The policy should still pay the death benefit.
In general, as long as the insured person was truthful on the insurance application, the insurance company should pay the death benefit regardless of how the person dies, says Jack Dolan of the American Council of Life Insurers. The situations where problems could arise are: if the insured lied on the application; if the insurance company believes that he lied; or if the insurer believes his death was an attempt to commit suicide.
If the policy is less than two years old, the insurance company may be able to deny a claim under the standard "contestability law" if:
- They believe your son was a drug user before he applied for insurance.
- They believe he took the drug overdose in an attempt to commit suicide.
In either of these cases, it would be up to the insurance company to prove its allegations, but if the allegations were correct, the insurer would be able to deny the claim.

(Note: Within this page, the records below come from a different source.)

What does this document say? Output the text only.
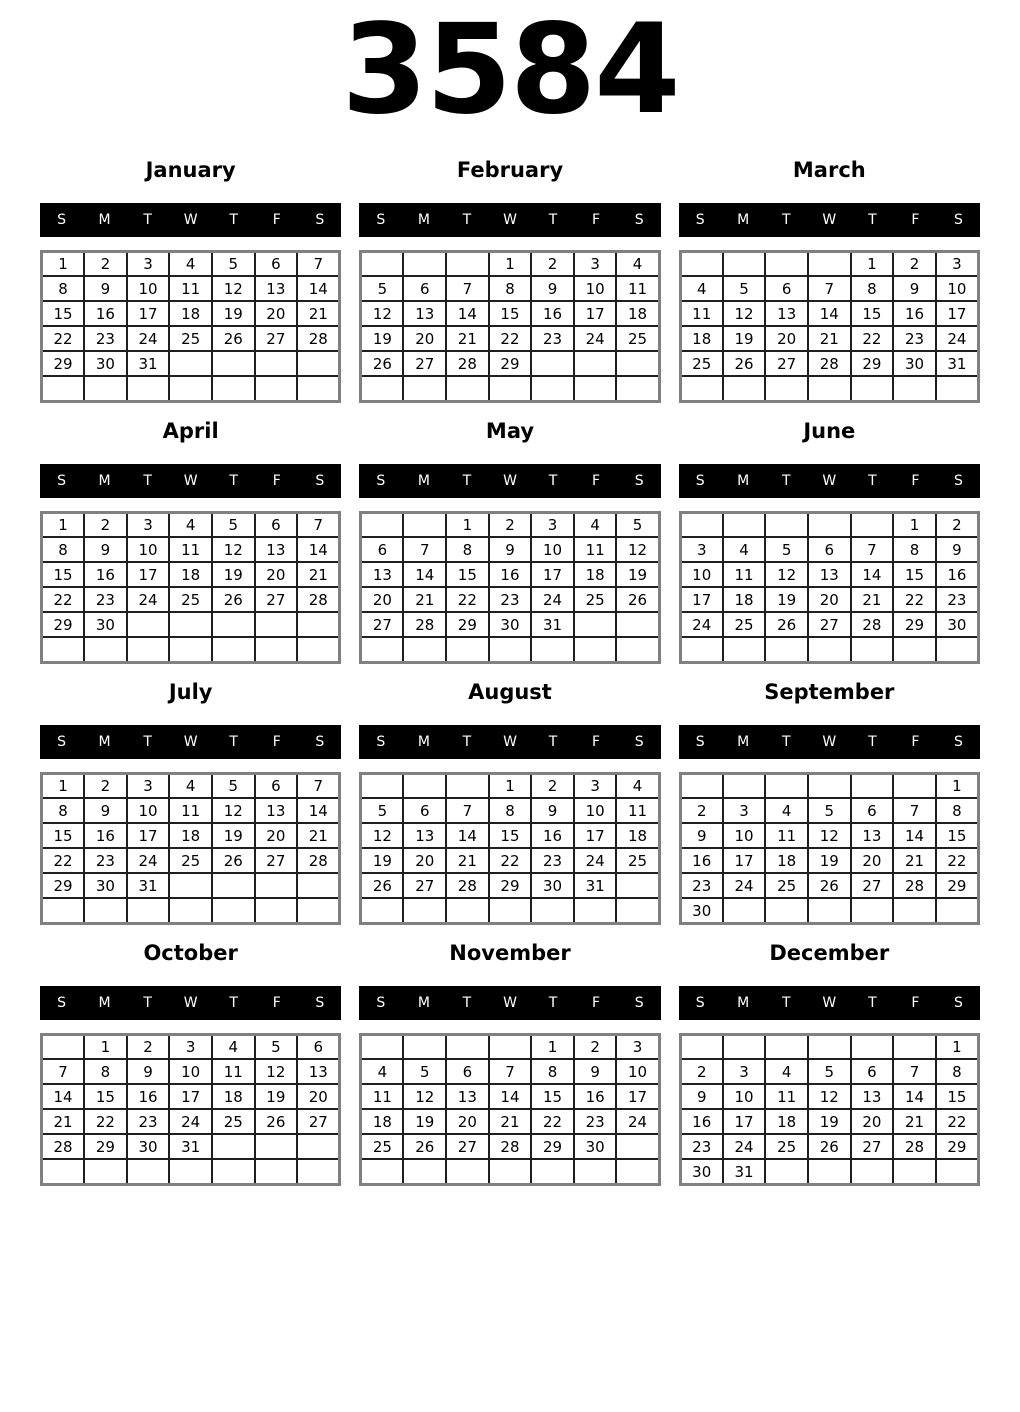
3584
January
S	M	T	W	T	F	S
1	2	3	4	5	6	7
8	9	10	11	12	13	14
15	16	17	18	19	20	21
22	23	24	25	26	27	28
29	30	31				

February
S	M	T	W	T	F	S
			1	2	3	4
5	6	7	8	9	10	11
12	13	14	15	16	17	18
19	20	21	22	23	24	25
26	27	28	29			

March
S	M	T	W	T	F	S
				1	2	3
4	5	6	7	8	9	10
11	12	13	14	15	16	17
18	19	20	21	22	23	24
25	26	27	28	29	30	31

April
S	M	T	W	T	F	S
1	2	3	4	5	6	7
8	9	10	11	12	13	14
15	16	17	18	19	20	21
22	23	24	25	26	27	28
29	30					

May
S	M	T	W	T	F	S
		1	2	3	4	5
6	7	8	9	10	11	12
13	14	15	16	17	18	19
20	21	22	23	24	25	26
27	28	29	30	31		

June
S	M	T	W	T	F	S
					1	2
3	4	5	6	7	8	9
10	11	12	13	14	15	16
17	18	19	20	21	22	23
24	25	26	27	28	29	30

July
S	M	T	W	T	F	S
1	2	3	4	5	6	7
8	9	10	11	12	13	14
15	16	17	18	19	20	21
22	23	24	25	26	27	28
29	30	31				

August
S	M	T	W	T	F	S
			1	2	3	4
5	6	7	8	9	10	11
12	13	14	15	16	17	18
19	20	21	22	23	24	25
26	27	28	29	30	31	

September
S	M	T	W	T	F	S
						1
2	3	4	5	6	7	8
9	10	11	12	13	14	15
16	17	18	19	20	21	22
23	24	25	26	27	28	29
30						
October
S	M	T	W	T	F	S
	1	2	3	4	5	6
7	8	9	10	11	12	13
14	15	16	17	18	19	20
21	22	23	24	25	26	27
28	29	30	31			

November
S	M	T	W	T	F	S
				1	2	3
4	5	6	7	8	9	10
11	12	13	14	15	16	17
18	19	20	21	22	23	24
25	26	27	28	29	30	

December
S	M	T	W	T	F	S
						1
2	3	4	5	6	7	8
9	10	11	12	13	14	15
16	17	18	19	20	21	22
23	24	25	26	27	28	29
30	31					
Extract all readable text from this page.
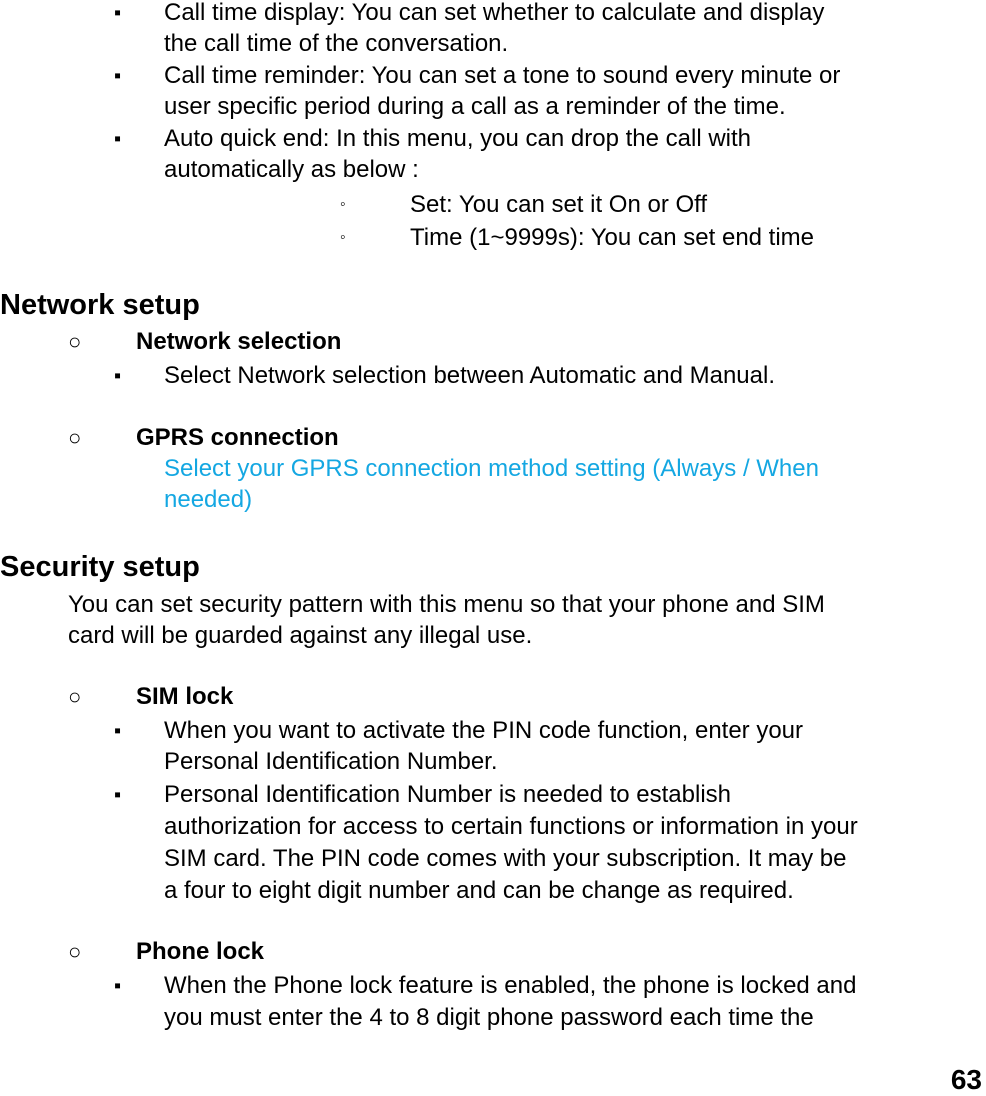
▪ Call time display: You can set whether to calculate and display
the call time of the conversation.
▪ Call time reminder: You can set a tone to sound every minute or
user specific period during a call as a reminder of the time.
▪ Auto quick end: In this menu, you can drop the call with
automatically as below :
◦	Set: You can set it On or Off
◦	Time (1~9999s): You can set end time
Network setup
○ Network selection
▪ Select Network selection between Automatic and Manual.
○ GPRS connection
Select your GPRS connection method setting (Always / When
needed)
Security setup
You can set security pattern with this menu so that your phone and SIM
card will be guarded against any illegal use.
○ SIM lock
▪ When you want to activate the PIN code function, enter your
Personal Identification Number.
▪ Personal Identification Number is needed to establish
authorization for access to certain functions or information in your
SIM card. The PIN code comes with your subscription. It may be
a four to eight digit number and can be change as required.
○ Phone lock
▪ When the Phone lock feature is enabled, the phone is locked and
you must enter the 4 to 8 digit phone password each time the
63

If the policy is more than two years old, the contestability period has ended, so suicide could no longer be a reason for denial. The only way for the insurer to deny the claim would be to prove that your son had committed fraud on his application.
The fact that your son named a minor as his beneficiary raises some additional difficulties, says Dolan. A minor is not legally competent to receive payment. Because of this, insurers will generally not make payment of any substantial amount directly to a minor, and will generally make the payment to a guardian. You should consult a lawyer or legal expert as to what rights that guardian would have over the money from a life insurance policy or if you want to challenge the mother's guardianship.
Disclaimer: We are journalists, not financial planners or insurance brokers. Nothing we say should be interpreted as a recommendation to buy or sell any insurance product, or to provide other financial or legal advice.